Only a single site has revealed Brown Teal bones in the inland karst ranges of the Wairarapa. Karst areas occur mainly in the Waewaepa and Puketoi Ranges near Makuri, and in the Ruakokoputuna-Haurangi Range area. Sites in these regions are mainly pitfall traps. There are two major sites each with thousands of bones: the Coonoor site on the Waewaepa Range is a pitfall trap excavated about 1914, and Martinborough #1 (Haurangi Range) which was discovered in 1901 and excavated at various times, notably 1920, 1956, and in the 1960s. While much material from each site remains to be identified and accessioned into the collections, the many hundreds of bones that have been catalogued probably fairly indicate the composition of the source faunas. Brown teal are only known from Coonoor, and while the fauna is undated, a site in the impure limestone of this area is likely to be geologically young  (a few thousands of years at most) and can be expected to be of Holocene age. The Holocene vegetation in this area was a closed-canopy podocarp forest in a fairly wet climate (c.2000 mm per annum).

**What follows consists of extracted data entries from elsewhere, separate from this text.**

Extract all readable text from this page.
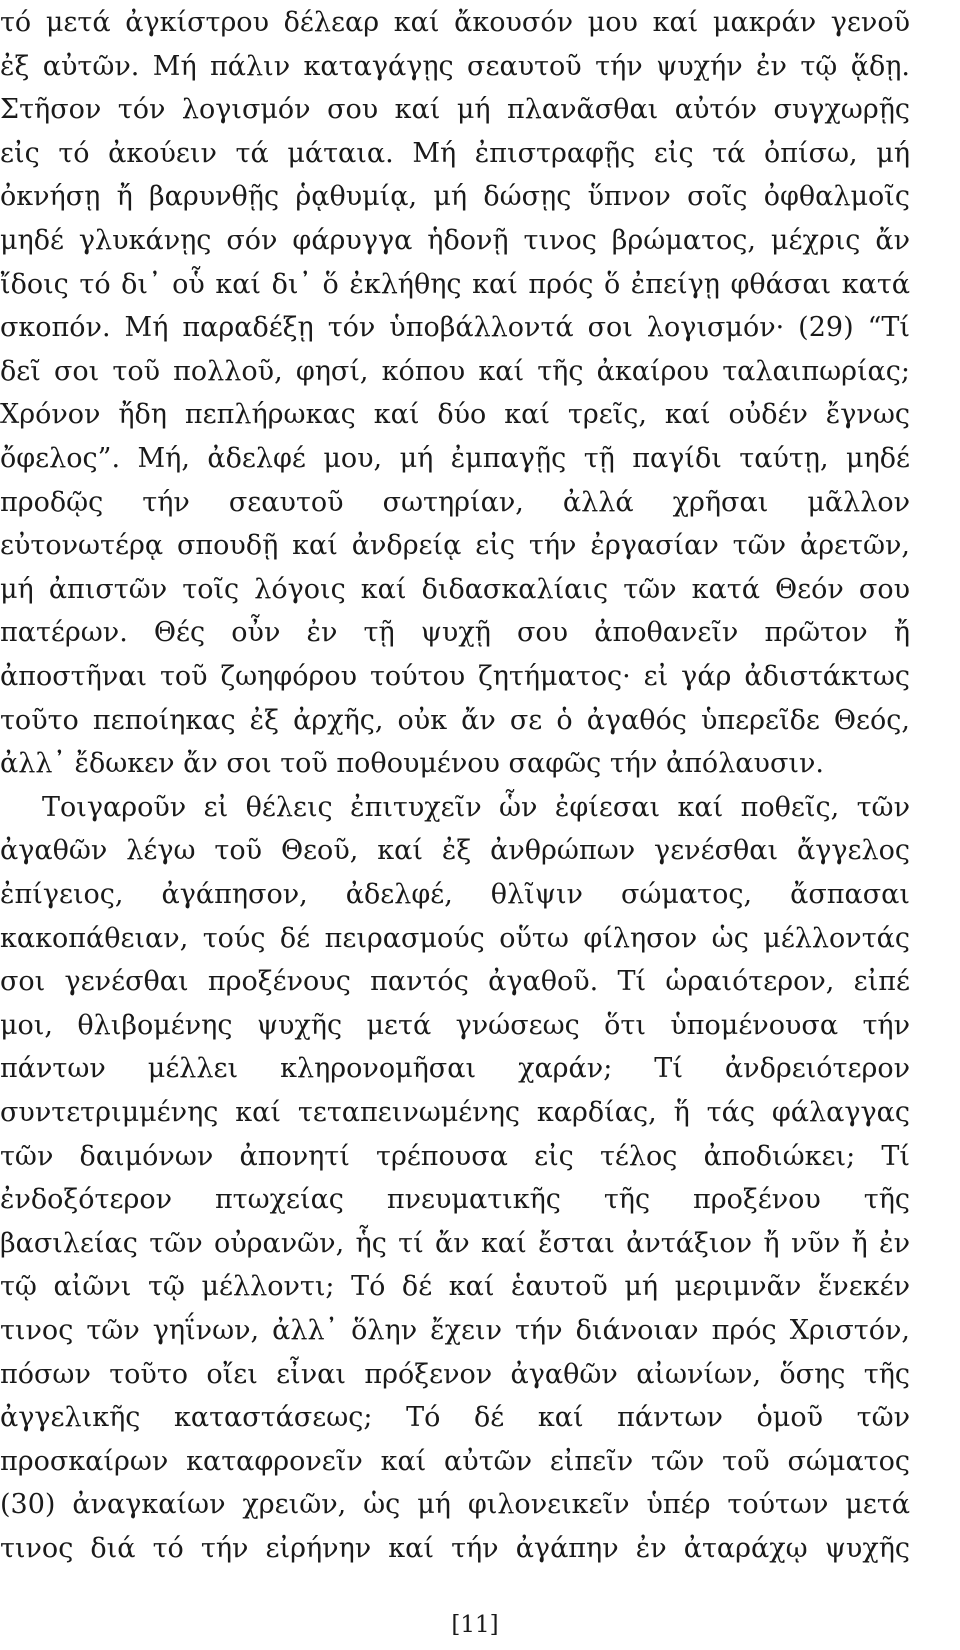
τό μετά ἀγκίστρου δέλεαρ καί ἄκουσόν μου καί μακράν γενοῦ
ἐξ αὐτῶν. Μή πάλιν καταγάγῃς σεαυτοῦ τήν ψυχήν ἐν τῷ ᾅδῃ.
Στῆσον τόν λογισμόν σου καί μή πλανᾶσθαι αὐτόν συγχωρῇς
εἰς τό ἀκούειν τά μάταια. Μή ἐπιστραφῇς εἰς τά ὀπίσω, μή
ὀκνήσῃ ἤ βαρυνθῇς ῥᾳθυμίᾳ, μή δώσῃς ὕπνον σοῖς ὀφθαλμοῖς
μηδέ γλυκάνῃς σόν φάρυγγα ἡδονῇ τινος βρώματος, μέχρις ἄν
ἴδοις τό δι᾽ οὗ καί δι᾽ ὅ ἐκλήθης καί πρός ὅ ἐπείγῃ φθάσαι κατά
σκοπόν. Μή παραδέξῃ τόν ὑποβάλλοντά σοι λογισμόν· (29) “Τί
δεῖ σοι τοῦ πολλοῦ, φησί, κόπου καί τῆς ἀκαίρου ταλαιπωρίας;
Χρόνον ἤδη πεπλήρωκας καί δύο καί τρεῖς, καί οὐδέν ἔγνως
ὄφελος”. Μή, ἀδελφέ μου, μή ἐμπαγῇς τῇ παγίδι ταύτῃ, μηδέ
προδῷς τήν σεαυτοῦ σωτηρίαν, ἀλλά χρῆσαι μᾶλλον
εὐτονωτέρᾳ σπουδῇ καί ἀνδρείᾳ εἰς τήν ἐργασίαν τῶν ἀρετῶν,
μή ἀπιστῶν τοῖς λόγοις καί διδασκαλίαις τῶν κατά Θεόν σου
πατέρων. Θές οὖν ἐν τῇ ψυχῇ σου ἀποθανεῖν πρῶτον ἤ
ἀποστῆναι τοῦ ζωηφόρου τούτου ζητήματος· εἰ γάρ ἀδιστάκτως
τοῦτο πεποίηκας ἐξ ἀρχῆς, οὐκ ἄν σε ὁ ἀγαθός ὑπερεῖδε Θεός,
ἀλλ᾽ ἔδωκεν ἄν σοι τοῦ ποθουμένου σαφῶς τήν ἀπόλαυσιν.
Τοιγαροῦν εἰ θέλεις ἐπιτυχεῖν ὧν ἐφίεσαι καί ποθεῖς, τῶν
ἀγαθῶν λέγω τοῦ Θεοῦ, καί ἐξ ἀνθρώπων γενέσθαι ἄγγελος
ἐπίγειος, ἀγάπησον, ἀδελφέ, θλῖψιν σώματος, ἄσπασαι
κακοπάθειαν, τούς δέ πειρασμούς οὕτω φίλησον ὡς μέλλοντάς
σοι γενέσθαι προξένους παντός ἀγαθοῦ. Τί ὡραιότερον, εἰπέ
μοι, θλιβομένης ψυχῆς μετά γνώσεως ὅτι ὑπομένουσα τήν
πάντων μέλλει κληρονομῆσαι χαράν; Τί ἀνδρειότερον
συντετριμμένης καί τεταπεινωμένης καρδίας, ἥ τάς φάλαγγας
τῶν δαιμόνων ἀπονητί τρέπουσα εἰς τέλος ἀποδιώκει; Τί
ἐνδοξότερον πτωχείας πνευματικῆς τῆς προξένου τῆς
βασιλείας τῶν οὐρανῶν, ἧς τί ἄν καί ἔσται ἀντάξιον ἤ νῦν ἤ ἐν
τῷ αἰῶνι τῷ μέλλοντι; Τό δέ καί ἑαυτοῦ μή μεριμνᾶν ἕνεκέν
τινος τῶν γηΐνων, ἀλλ᾽ ὅλην ἔχειν τήν διάνοιαν πρός Χριστόν,
πόσων τοῦτο οἴει εἶναι πρόξενον ἀγαθῶν αἰωνίων, ὅσης τῆς
ἀγγελικῆς καταστάσεως; Τό δέ καί πάντων ὁμοῦ τῶν
προσκαίρων καταφρονεῖν καί αὐτῶν εἰπεῖν τῶν τοῦ σώματος
(30) ἀναγκαίων χρειῶν, ὡς μή φιλονεικεῖν ὑπέρ τούτων μετά
τινος διά τό τήν εἰρήνην καί τήν ἀγάπην ἐν ἀταράχῳ ψυχῆς
[11]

 The absence of Brown Teal from Martinborough #1 probably means the species was absent from the surrounds of this site as many hundreds of other individual birds were represented. The site is located on a ridge in the Haurangi Range, which has a much lower rainfall than the Waewaepa Range. Finsch’s duck was common in Martinborough #1 with Millener (1981) recording a minimum of 277 individuals. An extensive series of radiocarbon dates on the site (R. N., Holdaway pers. comm.) indicates the material accumulated only in the last 3000-4000 years, so we can assume the present climate and nearby vegetation is representative of that which surrounded the site during deposition of the fauna. Seasonal drought is common and the nearby forest is dominated by mountain beech (Nothofagus solandri) with a few podocarps such as totara (Podocarpus totara) likely to have been emergent.